Посетитель: Куда же это приведет нас в нашем первоначальном вопросе о взаимоотношениях между свободой и организацией. Организация всегда навязана окружением или досталась нам в наследство от него; а свобода всегда идет изнутри, и между этими двумя происходит столкновение.
Кришнамурти: Откуда вы собираетесь начать? Вы должны начать со свободы. Где существует свобода, там есть любовь. Эта свобода и эта любовь покажут вам, когда нужно сотрудничать, а когда этого делать не следует. Здесь нет акта выбора, потому что выбор есть результат путаницы. Любовь и свобода – это и есть разум. Поэтому мы заняты не разделением между организацией и свободой, а тем, можем ли мы жить в этом мире вообще без разделения. Именно разделение отрицает свободу и любовь, а не организация. Когда организация разделяет, это ведет к войне. Вера в любой форме, идеалы, даже самые благородные или действенные, вызывают разделение. Организованная религия является точно такой же причиной разделения, как национальные и государственные группировки. Поэтому обращайте внимание на те вещи, которые разделяют, которые создают разделение между людьми, индивидуальное или коллективное. Такое разделение вызывают семья, церковь и государство. То, что важно, – это движение мысли, которое разделяет. Сама мысль всегда производит разделение, поэтому любое действие, основанное на идее или идеологии, создает разделение. Мысль культивирует предубежденность, мнение, суждение. Будучи внутренне разделенным, человек ищет свободы, исходя из этого разделения. Неспособный найти ее, он надеется слить воедино различные раздельные части; но, конечно, это невозможно. Вы не в состоянии слить воедино два предрассудка. Жить в этом мире свободно – значит жить с любовью, избегая всяких форм разделения. Когда же будут существовать свобода и любовь, тогда этот разум будет действовать в сотрудничестве – а также будет знать, когда сотрудничать не надо.
Глава XV. ЛЮБОВЬ И ПОЛ
Посетитель: Я женат, у меня несколько детей. Я вел довольно рассеянную жизнь, гнался за наслаждениями; но в то же время моя жизнь была достаточно благоразумной, и я добился в ней финансового успеха. Но вот сейчас я уже пожилой человек, и меня беспокоит не только моя семья, но также и тот путь, по которому идет наш мир. Я не склонен к жестокости или чувствам насилия и всегда считал, что прощение и сострадание прежде всего нужны в жизни. Без них человек остается на уровне ниже человеческого. Поэтому, если можно, я хотел бы спросить вас о том, что такое любовь. Существует ли такое явление на самом деле? Сострадание, должно быть, является ее частью; однако я всегда чувствую, что любовь – это что-то гораздо более обширное; и если бы смогли вместе исследовать ее ее, тогда я, возможно, сделал бы из своей жизни нечто стоящее, пока не будет слишком поздно. Я пришел сюда действительно для того, чтобы задать один этот вопрос -что такое любовь?

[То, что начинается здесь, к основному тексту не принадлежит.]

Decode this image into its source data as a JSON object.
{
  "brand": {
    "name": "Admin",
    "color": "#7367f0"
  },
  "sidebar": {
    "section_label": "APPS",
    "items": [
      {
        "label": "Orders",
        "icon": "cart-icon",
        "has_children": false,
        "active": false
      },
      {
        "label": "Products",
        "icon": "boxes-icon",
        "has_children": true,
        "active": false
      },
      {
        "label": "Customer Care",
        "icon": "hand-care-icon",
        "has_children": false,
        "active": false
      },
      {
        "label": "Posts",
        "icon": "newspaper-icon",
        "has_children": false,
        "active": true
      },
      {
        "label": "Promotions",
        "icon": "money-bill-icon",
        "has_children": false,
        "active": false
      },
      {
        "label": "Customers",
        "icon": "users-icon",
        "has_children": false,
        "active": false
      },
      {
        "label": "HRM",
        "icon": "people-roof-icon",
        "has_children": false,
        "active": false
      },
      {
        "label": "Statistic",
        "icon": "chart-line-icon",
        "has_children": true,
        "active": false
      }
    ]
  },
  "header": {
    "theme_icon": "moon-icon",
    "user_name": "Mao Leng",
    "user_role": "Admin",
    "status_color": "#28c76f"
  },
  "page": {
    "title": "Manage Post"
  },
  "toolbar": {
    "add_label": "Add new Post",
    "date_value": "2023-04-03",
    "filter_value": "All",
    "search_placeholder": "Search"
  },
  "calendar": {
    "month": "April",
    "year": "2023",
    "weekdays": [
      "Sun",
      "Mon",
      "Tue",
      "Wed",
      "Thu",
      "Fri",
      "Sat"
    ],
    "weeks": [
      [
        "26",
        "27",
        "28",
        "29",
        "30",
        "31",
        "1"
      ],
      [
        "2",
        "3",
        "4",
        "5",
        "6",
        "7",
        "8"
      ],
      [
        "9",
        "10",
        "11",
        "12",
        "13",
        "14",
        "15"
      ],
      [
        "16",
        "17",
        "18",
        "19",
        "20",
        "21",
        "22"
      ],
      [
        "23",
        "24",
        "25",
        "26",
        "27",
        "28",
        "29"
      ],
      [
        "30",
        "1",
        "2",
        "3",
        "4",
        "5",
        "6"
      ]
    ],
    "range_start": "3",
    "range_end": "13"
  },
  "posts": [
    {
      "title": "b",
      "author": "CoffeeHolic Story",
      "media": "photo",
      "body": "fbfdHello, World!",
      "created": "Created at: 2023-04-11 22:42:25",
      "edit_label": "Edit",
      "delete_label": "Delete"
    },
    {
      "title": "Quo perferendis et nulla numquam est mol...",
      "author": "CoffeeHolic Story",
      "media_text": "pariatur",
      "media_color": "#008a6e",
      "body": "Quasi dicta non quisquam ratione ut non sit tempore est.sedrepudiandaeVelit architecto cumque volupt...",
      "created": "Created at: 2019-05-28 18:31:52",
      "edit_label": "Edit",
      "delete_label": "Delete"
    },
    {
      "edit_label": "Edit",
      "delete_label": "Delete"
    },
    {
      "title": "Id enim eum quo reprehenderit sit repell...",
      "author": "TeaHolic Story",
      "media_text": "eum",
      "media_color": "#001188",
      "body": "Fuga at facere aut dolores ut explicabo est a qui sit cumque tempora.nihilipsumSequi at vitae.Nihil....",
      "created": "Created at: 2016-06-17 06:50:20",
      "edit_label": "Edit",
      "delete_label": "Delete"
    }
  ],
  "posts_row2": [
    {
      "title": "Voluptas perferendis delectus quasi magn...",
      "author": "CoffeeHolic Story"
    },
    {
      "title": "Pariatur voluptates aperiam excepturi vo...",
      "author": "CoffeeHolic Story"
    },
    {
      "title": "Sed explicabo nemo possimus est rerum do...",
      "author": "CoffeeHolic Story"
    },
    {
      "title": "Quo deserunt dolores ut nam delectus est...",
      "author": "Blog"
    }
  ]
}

Кришнамурти: Прежде чем мы начнем углубленное рассмотрение этого вопроса, нам следует очень ясно понять, что слово – это не вещь, что описание не есть описываемый предмет, и любое количество объяснений, какими бы тонкими и умными они не были, не откроет сердца для необъятности любви. Нам нужно понять это, а не просто держаться за слова: слова полезны для общения, но говоря о чем-то действительно выходящем за пределы слов, необходимо установить между собой некоторое единение, так чтобы мы вдвоем в одно и то же время чувствовали и понимали одно и то же со всей полнотой ума и сердца. Иначе мы будем всего лишь играть словами. Как же нам можно подойти к этой поистине очень тонкой вещи, которой ум не в состоянии коснуться? Мы должны идти вперед довольно осторожно. Не следует ли нам сперва рассмотреть вопрос о том, чем не является любовь? Возможно, тогда мы сумеем увидеть, что это такое. При помощи отрицания мы окажемся способными прийти к положительному; а простое стремление к положительному ведет к предположениям и умозаключениям, что вызывает разделение. Вы спрашиваете, что такое любовь. Я говорю: может быть, мы придем к ней, когда узнаем, чем она не является. Все, что производит разделение, отдельность, не есть любовь; ибо в таких случаях налицо конфликт, борьба и жестокость.
Посетитель: Что вы называете отдельностью, разделением, вызывающим борьбу, – что вы понимаете под этим?
Кришнамурти: Мысль по своей природе разделяет. Именно мысль ищет удовольствия и удерживает его. Именно мысль культивирует желание.
Посетитель: Не объясните ли вы желание немного подробнее.
Кришнамурти: Вот мы видим дом; мы чувствуем его красоту; затем возникает желание владеть им и получать от него удовольствие; а потом появляется усилие с целью приобрести его. Все это составляет центр; и такой центр -чувство "меня", которое и представляет собой причину разделения, потому что само это чувство "меня" и является чувством отдельности. Люди дают ему название "я", а также всевозможные другие имена, например, "низшее я", как противоположность некоторой идее "высшего я", – но нам нет необходимости усложнять данное явление; оно очень просто. Там, где существует этот центр, это чувство "меня", которое изолирует себя своими действиями, – там существует разделение и противодействие, И все это есть процесс мысли. Так что, когда вы спрашиваете, что такое любовь, видно, что она не является этим центром. Любовь -не удовольствие, не страдание, не ненависть и не насилие в любой форме.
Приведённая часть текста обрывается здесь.